Hostas are great plants for shade gardens. In the summer, they have spikes of lavender or white blooms. While the flowers are pretty, hostas are best known for their beautiful leaves. These lily-like plants are native to Northeast Asia. They are named in honor of the Austrian botanist, Nicholas Thomas Host. There are more than 2,500 varieties.
Here are a few of the most popular: Gold Standard (yellow leaves with green edges), Francee (green leaves with white edges), June (blue green leaves with creamy centers), and Sum and Substance (chartreuse yellow leaves). Most hostas prefer morning sun and afternoon shade. In general, blue leafed hostas require shade, while gold, yellow, and white-leafed hostas can tolerate more sun.

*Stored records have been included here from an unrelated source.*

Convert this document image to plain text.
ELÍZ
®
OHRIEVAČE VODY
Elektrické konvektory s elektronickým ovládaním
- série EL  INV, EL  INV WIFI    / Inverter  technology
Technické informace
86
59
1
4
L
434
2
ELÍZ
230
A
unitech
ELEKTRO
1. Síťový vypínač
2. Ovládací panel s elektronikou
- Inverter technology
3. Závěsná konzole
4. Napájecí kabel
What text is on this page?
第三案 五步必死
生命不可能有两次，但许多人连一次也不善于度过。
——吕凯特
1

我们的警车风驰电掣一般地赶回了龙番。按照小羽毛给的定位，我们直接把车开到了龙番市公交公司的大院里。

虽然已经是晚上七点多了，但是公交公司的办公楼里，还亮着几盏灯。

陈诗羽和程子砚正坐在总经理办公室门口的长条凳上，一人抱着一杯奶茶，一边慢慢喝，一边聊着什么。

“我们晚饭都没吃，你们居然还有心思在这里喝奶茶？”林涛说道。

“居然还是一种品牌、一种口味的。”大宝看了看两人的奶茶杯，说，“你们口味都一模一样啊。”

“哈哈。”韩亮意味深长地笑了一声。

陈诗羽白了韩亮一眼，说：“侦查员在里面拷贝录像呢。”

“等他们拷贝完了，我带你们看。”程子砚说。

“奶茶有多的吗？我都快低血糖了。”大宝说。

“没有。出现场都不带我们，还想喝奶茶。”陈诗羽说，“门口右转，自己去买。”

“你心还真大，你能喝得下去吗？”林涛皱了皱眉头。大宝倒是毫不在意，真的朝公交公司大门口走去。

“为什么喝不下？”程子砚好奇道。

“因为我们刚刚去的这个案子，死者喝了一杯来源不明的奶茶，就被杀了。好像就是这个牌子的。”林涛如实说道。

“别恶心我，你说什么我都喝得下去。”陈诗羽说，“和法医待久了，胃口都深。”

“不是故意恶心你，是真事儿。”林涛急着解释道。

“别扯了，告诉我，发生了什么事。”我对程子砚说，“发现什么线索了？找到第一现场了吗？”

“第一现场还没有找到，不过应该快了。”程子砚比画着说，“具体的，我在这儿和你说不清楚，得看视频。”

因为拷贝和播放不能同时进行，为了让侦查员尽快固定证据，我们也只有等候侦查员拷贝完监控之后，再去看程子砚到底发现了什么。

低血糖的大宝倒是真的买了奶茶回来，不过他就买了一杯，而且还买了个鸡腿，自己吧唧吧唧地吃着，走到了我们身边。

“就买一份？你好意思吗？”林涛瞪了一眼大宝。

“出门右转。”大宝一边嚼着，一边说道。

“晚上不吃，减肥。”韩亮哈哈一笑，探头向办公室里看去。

Hostas grow best in a rich, organic soil that is well drained and slightly acidic. They should get an inch of water per week. Hostas can be propagated by dividing them. This is best done in early spring.
The hosta plant is round in shape and can range in size from a few inches in diameter to 8 feet wide. They reach full maturity in 4-8 years.
Unfortunately, hostas are a favorite food for deer, slugs, and snails. Try to plant them in areas where deer do not wander. If slugs are a problem, you can try slug poison which can be found at garden supply stores, or you can try putting out a shallow dish with beer in it. Slugs can't seem to resist beer, and when they drink it, they usually drown in it.